Making images with Dale Bernstein

Ginny Taylor Rosner came by the M10 studio this morning to talk about her show with us next month. (Don’t miss it!) While she was there, wet plate photographer Dale Bernstein joined us for a tour of the Complex, and afterwords we joined him on Mass Ave to watch him make some tintypes of the old Coca-Cola Bottling plant. I had my camera, so I did a little documenting of the very interesting and involved process.

Dale starts by cutting an 8×10″ section from a sheet of black-painted aluminum.
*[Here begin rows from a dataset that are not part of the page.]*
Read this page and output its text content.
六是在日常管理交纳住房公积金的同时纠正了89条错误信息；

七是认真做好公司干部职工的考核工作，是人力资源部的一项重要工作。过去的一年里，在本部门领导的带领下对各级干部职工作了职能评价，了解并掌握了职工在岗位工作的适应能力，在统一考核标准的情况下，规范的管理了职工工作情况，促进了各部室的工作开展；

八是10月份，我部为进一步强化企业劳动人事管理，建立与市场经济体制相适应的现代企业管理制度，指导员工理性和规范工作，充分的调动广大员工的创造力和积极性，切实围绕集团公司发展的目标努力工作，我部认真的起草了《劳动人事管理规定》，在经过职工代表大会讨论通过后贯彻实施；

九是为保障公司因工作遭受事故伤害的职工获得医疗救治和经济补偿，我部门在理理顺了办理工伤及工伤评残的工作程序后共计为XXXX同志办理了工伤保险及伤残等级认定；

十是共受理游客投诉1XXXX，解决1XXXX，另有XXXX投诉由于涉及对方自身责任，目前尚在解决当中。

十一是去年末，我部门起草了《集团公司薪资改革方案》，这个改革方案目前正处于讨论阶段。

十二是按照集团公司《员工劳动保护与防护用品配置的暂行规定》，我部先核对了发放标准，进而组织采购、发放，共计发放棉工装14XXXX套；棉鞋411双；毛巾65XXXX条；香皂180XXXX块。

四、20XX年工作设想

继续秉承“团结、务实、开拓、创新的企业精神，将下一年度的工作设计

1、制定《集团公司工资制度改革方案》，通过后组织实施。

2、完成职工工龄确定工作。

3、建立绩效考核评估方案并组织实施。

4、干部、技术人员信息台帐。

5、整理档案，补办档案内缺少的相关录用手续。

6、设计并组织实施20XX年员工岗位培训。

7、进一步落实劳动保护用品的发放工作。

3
He then works with the aluminum in his portable dark room, coating the black surface in a light-sensitive colloidal solution (or is it “collodion”? I’m not sure).

This is the cleverly constructed dark room:

And Dale, inside at work:

Talk about a stark contrast, me with my modern digital camera, snapping away at 3200 ISO (I couldn’t even see inside the dark room window with my own eyes but the camera was able to focus and record images), while Dale took a couple hours to make three exposures. We absolutely have no excuses these days. If we can’t make compelling images, the fault lies squarely with us.
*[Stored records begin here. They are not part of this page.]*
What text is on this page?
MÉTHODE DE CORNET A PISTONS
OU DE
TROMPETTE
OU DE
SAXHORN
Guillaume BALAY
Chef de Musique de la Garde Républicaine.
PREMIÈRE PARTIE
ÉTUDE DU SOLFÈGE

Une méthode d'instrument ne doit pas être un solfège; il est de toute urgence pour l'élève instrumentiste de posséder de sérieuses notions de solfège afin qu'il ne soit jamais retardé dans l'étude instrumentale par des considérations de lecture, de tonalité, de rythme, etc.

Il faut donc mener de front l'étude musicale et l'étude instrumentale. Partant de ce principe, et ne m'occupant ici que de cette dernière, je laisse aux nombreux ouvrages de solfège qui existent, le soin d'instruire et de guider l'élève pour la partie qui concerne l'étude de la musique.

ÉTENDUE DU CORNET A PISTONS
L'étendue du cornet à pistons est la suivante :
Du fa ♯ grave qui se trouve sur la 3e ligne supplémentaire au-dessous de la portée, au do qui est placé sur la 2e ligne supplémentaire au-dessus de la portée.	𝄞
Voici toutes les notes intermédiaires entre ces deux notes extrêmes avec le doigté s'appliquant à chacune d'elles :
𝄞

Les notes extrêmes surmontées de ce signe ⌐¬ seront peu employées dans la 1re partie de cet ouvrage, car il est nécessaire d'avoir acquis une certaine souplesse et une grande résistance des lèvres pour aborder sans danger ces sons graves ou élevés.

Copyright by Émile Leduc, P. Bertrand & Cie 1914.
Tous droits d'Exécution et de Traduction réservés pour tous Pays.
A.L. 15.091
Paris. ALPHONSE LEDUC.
Here Dale is composing for an exposure.

And he exposes the image, counting out the 10 seconds while holding the shutter open, this was at f/11.5, I think.

After the exposure Dale develops the plate in the dark room, then dips it in fixer:

Dale with a finished image:

On the third exposure Dale asked for a volunteer to sit in, I made the noble sacrifice. :)

This was a fascinating process, creating a beautiful artifact. Certainly something that we don’t get with digital cameras. It is involved though, and there is a lot that stands between the artist and his image.